At yearend 2009, it appeared that whatever mandate Congress and the Administration thought they had at yearend 2008 had vanished. Yet both pressed on with an agenda that most polls indicated was not supported by a majority of voters. House-Senate negotiations over the final version of the Democrat health-care overhaul bill loomed for early 2010, and all indications at yearend 2009 that the Democrats intended to proceed full on to the Waxman energy bill, passed by the House but still pending in the Senate. That bill is likely to prove as divisive as the health overhaul. Democrats have 2/3rds of the $787 billion federal stimulus bill passed in early 2009 in their pockets for pre-election spending on all manner of goodies for their constituents, but it remains unclear whether they will be able to buy back the crucial independent voters who by yearend 2009 had wistfully concluded that their votes in 2008 were cast amid a haze of delusional Kumbaya. The result is that Democrats will likely suffer significant defeats at the ballot box and could lose control of the Senate, maybe even the House in the 2010 elections. That could enrage a political left that thought it was ascendant, perhaps leading to social unrest, but a Democratic loss would likely boost confidence in the economy.

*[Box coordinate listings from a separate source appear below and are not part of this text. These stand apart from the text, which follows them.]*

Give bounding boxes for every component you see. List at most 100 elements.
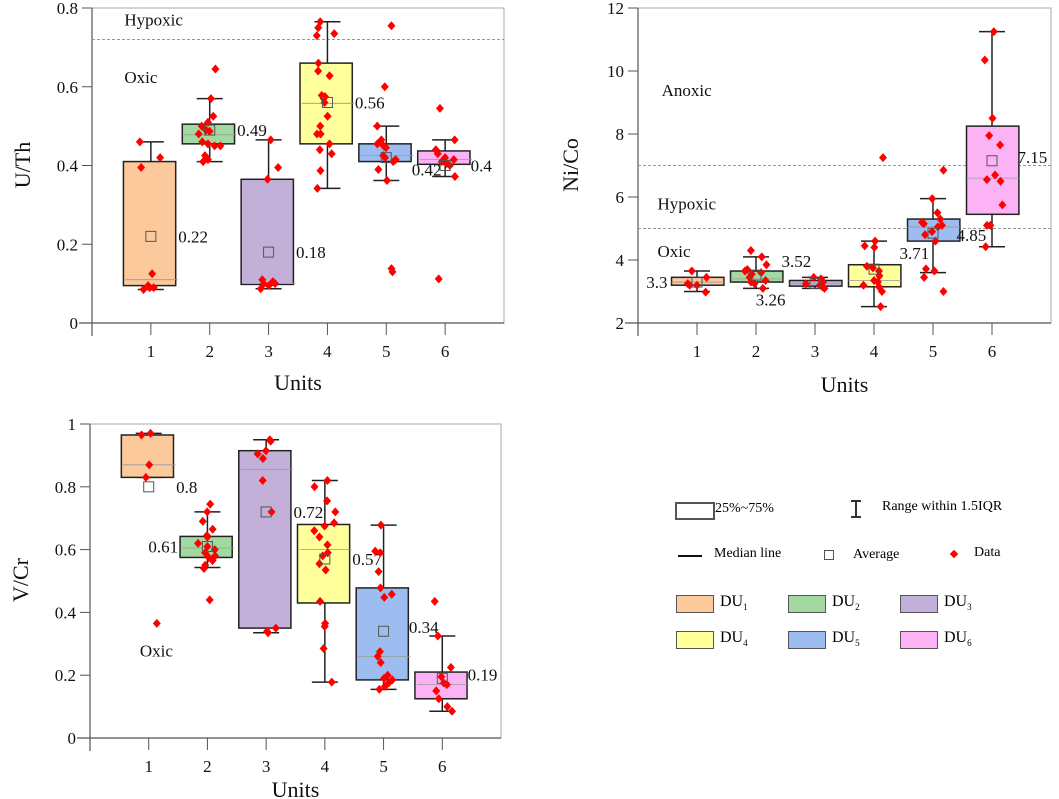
data-point	[316, 129, 325, 139]
chart-uth: 0 0.2 0.4 0.6 0.8 1 2 3 4 5 6 U/Th Units Hypoxic Oxic 0…	[10, 0, 505, 395]
data-point	[312, 31, 321, 41]
x-tick-label: 4	[321, 757, 330, 776]
data-point	[205, 595, 214, 605]
iqr-box	[122, 160, 177, 287]
data-point	[261, 446, 270, 456]
mean-marker	[691, 276, 703, 288]
data-point	[374, 164, 383, 174]
data-point	[809, 272, 818, 282]
data-point	[320, 622, 329, 632]
data-point	[376, 520, 385, 530]
data-point	[930, 266, 939, 276]
data-point	[919, 219, 928, 229]
data-point	[434, 694, 443, 704]
data-point	[211, 64, 220, 74]
legend-unit-sub: 4	[743, 638, 748, 649]
box-du4: 0.57	[296, 476, 382, 687]
box-du4: 3.71	[847, 153, 929, 312]
legend-median-label: Median line	[714, 546, 782, 561]
mean-value-label: 4.85	[956, 226, 986, 245]
mean-value-label: 7.15	[1017, 148, 1047, 167]
data-point	[939, 165, 948, 175]
data-point	[998, 200, 1007, 210]
data-point	[319, 644, 328, 654]
zone-label: Oxic	[124, 68, 158, 87]
legend-swatch-du4	[676, 631, 714, 649]
data-point	[988, 113, 997, 123]
legend-unit-base: DU	[720, 629, 744, 646]
y-tick-label: 2	[616, 314, 625, 333]
y-tick-label: 0.2	[55, 666, 76, 685]
data-point	[435, 103, 444, 113]
mean-marker	[436, 672, 448, 684]
data-point	[331, 507, 340, 517]
box-du2: 0.61	[148, 499, 235, 605]
range-icon	[851, 500, 861, 518]
mean-value-label: 0.61	[148, 537, 178, 556]
mean-marker	[750, 269, 762, 281]
mean-marker	[927, 227, 939, 239]
data-point	[373, 651, 382, 661]
legend-label-du6: DU6	[944, 629, 972, 648]
legend-label-du1: DU1	[720, 593, 748, 612]
x-tick-label: 1	[144, 757, 153, 776]
mean-marker	[378, 625, 390, 637]
data-point	[203, 139, 212, 149]
average-icon	[824, 550, 834, 560]
data-point	[446, 662, 455, 672]
legend-range-label: Range within 1.5IQR	[882, 499, 1003, 514]
data-point	[315, 145, 324, 155]
mean-marker	[809, 277, 821, 289]
legend-unit-base: DU	[832, 629, 856, 646]
iqr-box	[238, 449, 292, 629]
legend-box-swatch	[675, 502, 715, 520]
data-point	[316, 166, 325, 176]
box-du5: 4.85	[906, 165, 986, 296]
data-point	[137, 430, 146, 440]
box-du4: 0.56	[299, 17, 385, 193]
data-point	[870, 242, 879, 252]
legend-swatch-du6	[900, 631, 938, 649]
data-point	[443, 702, 452, 712]
data-point	[198, 516, 207, 526]
data-point	[216, 141, 225, 151]
data-point	[316, 121, 325, 131]
x-axis-label: Units	[272, 777, 320, 799]
iqr-box	[355, 587, 410, 681]
mean-marker	[204, 124, 216, 136]
data-point	[258, 476, 267, 486]
mean-value-label: 3.52	[781, 252, 811, 271]
data-point	[139, 285, 148, 295]
data-point	[388, 267, 397, 277]
legend-swatch-du5	[788, 631, 826, 649]
data-point	[203, 117, 212, 127]
legend-unit-base: DU	[944, 629, 968, 646]
data-point	[325, 139, 334, 149]
x-tick-label: 2	[752, 342, 761, 361]
data-point	[376, 583, 385, 593]
y-tick-label: 1	[68, 415, 77, 434]
box-du1: 0.8	[120, 428, 197, 628]
data-point	[982, 220, 991, 230]
data-point	[310, 526, 319, 536]
data-point	[450, 135, 459, 145]
data-point	[437, 672, 446, 682]
data-point	[762, 260, 771, 270]
x-tick-label: 1	[147, 342, 156, 361]
legend-unit-sub: 6	[967, 638, 972, 649]
data-point	[330, 518, 339, 528]
data-point	[135, 137, 144, 147]
box-du5: 0.34	[355, 520, 439, 694]
x-tick-label: 2	[203, 757, 212, 776]
box-du3: 0.18	[240, 135, 326, 294]
data-point	[316, 596, 325, 606]
data-point	[933, 222, 942, 232]
data-point	[868, 263, 877, 273]
data-point	[323, 496, 332, 506]
data-point	[205, 126, 214, 136]
data-point	[373, 139, 382, 149]
data-point	[430, 596, 439, 606]
x-tick-label: 5	[929, 342, 938, 361]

If Murphy's Law holds, as usual, in 2010, one or more of the variables noted above, plus many more unmentioned and unimagined, could tip the economy and the housing business back into recession. If it doesn't, both could make it through the year in better shape than they are now, ready to face and even more challenging 2011. Wall St. & Maine earnestly hopes that Congress will repeal Murphy next year, and thus wishes its readers a happy, safe, productive and prosperous 2010.

Oh, and don't forget to check the clocks.